I then stumbled across this:
http://www.experts-exchange.com/Software/Server_Software/Web_Servers/Apache/Q_27997038.html

The above article illustrates the EXACT same problem; but their solution was to disable tcp_sack requests instead of accepting INVALID Duplicate ACKs.

So I tried this next and it also worked perfectly for us in our production environment. I could send and acknowledge the Duplicate ACKs received (without the firewall entry work around).

As it turned out; the reason was able to deliver files successfully to an SFTP server on the internet (appose to our WAN ) was because our company's outside firewall (the last one before leaving into the vast internet) disables Selective Acknowledgments (SACK) for it's DoS exploit (http://www.iss.net/security_center/reference/vuln/TCP_Malformed_SACK_DoS.htm).
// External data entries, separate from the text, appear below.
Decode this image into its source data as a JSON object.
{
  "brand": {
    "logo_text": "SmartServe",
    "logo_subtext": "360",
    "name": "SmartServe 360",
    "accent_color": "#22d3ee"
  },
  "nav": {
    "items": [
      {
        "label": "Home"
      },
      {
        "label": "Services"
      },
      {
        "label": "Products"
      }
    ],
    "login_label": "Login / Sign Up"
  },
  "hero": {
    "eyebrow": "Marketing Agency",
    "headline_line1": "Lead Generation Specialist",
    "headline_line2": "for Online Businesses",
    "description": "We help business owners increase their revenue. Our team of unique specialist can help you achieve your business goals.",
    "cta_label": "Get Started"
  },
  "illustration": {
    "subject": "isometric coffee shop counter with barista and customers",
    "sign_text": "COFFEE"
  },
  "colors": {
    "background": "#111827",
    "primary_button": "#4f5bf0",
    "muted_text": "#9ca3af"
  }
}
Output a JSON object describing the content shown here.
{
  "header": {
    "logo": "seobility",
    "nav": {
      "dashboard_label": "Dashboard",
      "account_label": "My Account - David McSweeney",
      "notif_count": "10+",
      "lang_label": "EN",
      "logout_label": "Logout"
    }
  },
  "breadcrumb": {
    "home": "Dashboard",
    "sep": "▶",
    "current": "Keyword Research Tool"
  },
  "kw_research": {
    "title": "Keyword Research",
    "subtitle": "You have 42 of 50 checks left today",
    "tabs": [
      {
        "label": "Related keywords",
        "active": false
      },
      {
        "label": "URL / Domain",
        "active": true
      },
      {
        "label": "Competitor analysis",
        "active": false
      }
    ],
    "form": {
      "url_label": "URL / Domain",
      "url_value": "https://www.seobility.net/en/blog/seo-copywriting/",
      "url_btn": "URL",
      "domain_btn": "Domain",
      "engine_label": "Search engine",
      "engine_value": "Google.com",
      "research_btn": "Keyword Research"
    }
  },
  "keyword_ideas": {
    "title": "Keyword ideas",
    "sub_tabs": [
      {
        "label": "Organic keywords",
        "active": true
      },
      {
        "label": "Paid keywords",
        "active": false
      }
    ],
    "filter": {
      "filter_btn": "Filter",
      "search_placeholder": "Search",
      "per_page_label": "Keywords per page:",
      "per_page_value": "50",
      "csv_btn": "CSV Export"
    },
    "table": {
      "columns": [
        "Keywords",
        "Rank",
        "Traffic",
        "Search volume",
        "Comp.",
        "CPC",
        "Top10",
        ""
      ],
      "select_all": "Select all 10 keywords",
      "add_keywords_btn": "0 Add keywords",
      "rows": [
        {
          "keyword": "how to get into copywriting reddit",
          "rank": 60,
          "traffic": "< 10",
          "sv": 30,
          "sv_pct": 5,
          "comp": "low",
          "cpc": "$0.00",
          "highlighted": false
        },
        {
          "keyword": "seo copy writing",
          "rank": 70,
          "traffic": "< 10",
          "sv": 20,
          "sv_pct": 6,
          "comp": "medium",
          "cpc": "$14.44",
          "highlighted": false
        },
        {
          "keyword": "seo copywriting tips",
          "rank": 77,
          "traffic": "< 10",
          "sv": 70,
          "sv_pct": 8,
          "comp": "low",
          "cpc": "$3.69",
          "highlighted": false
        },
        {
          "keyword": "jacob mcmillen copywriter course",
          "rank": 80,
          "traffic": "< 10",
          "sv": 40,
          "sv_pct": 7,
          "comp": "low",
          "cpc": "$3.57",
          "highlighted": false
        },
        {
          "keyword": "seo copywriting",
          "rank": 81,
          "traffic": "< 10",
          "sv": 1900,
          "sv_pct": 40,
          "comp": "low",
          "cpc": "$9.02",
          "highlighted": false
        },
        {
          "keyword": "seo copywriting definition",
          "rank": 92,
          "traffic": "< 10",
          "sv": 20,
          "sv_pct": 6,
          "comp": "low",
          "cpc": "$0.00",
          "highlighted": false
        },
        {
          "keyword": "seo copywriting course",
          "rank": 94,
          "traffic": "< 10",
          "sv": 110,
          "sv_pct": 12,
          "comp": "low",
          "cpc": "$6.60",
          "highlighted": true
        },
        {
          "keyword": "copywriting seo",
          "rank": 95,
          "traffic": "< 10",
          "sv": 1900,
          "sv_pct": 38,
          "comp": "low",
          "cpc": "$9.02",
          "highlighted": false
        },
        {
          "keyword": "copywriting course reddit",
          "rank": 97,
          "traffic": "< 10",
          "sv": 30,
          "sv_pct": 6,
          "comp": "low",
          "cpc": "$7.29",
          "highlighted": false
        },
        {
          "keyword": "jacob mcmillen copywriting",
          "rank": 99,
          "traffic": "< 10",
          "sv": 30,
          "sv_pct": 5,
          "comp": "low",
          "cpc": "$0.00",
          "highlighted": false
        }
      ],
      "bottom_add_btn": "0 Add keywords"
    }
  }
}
Therefore it strips the extra SACK entries off of the packet and suddenly makes iptables not categorize the Duplicate ACK as an 'INVALID' packet.

This is currently happening to all of our Red Hat v5.8 and 6.4 servers deployed today.  Since the ticket seems to focus on Red Hat 4.  I have to assume it is still present in all v2.6 kernels in general (I'm not sure if it spans to other distributions or not).

The issue clearly has 4 workarounds when using iptables:
1. disable SACK at the router level to allow the packet to not be considered 'INVALID' and remain as 'ESTABLISHED'. Hence there is no reason why the following shouldn't be able to work (SSH as an example below /etc/sysconfig/iptables):
    -A INPUT -m state --state ESTABLISHED,RELATED -j ACCEPT
    -A INPUT -m state --state NEW -m tcp -p tcp --dport 22 -j ACCEPT
    -A INPUT -j DROP
2. disable SACK at the kernel level at each source (sending) machine so it can process the Duplicate SACK requests as Duplicate ACK's instead:
    echo 0 > /proc/sys/net/ipv4/tcp_sack
    # or:
    sysctl -w net.ipv4.tcp_sack=0
3. using the bugzilla mentioned above... add the following to IP Tables to allow for SACK responses:
    -A INPUT -m state --state INVALID --dport 22 -m tcp -p tcp -j ACCEPT
    # or even more dangerous; but support FTP and all other transport protocols
    -A INPUT -m state --state INVALID -m tcp -p tcp -j ACCEPT
4. Eliminate any possible means of network congestion on your network so duplicate ack's are never issued

But I think the real answer is:
Update the kernel (specifically the iptables module) to support the TCP Duplicate Selective ACK packets. These should be still flowing with the 'ESTABLISHED' category and not 'INVALID. 

In our environment; we will temporarily go with workaround #2 i defined above until this bug is resolved. I REALLY need to push that this be back ported to Red Hat v5 (as well as v6) since it affects many distributed systems across Canada right now running both versions.  But in the mean time I'm content with my work around.

Do you guys see any problems with workaround #2 for now? Perhaps you can offer a better solution I haven't stumbled across yet?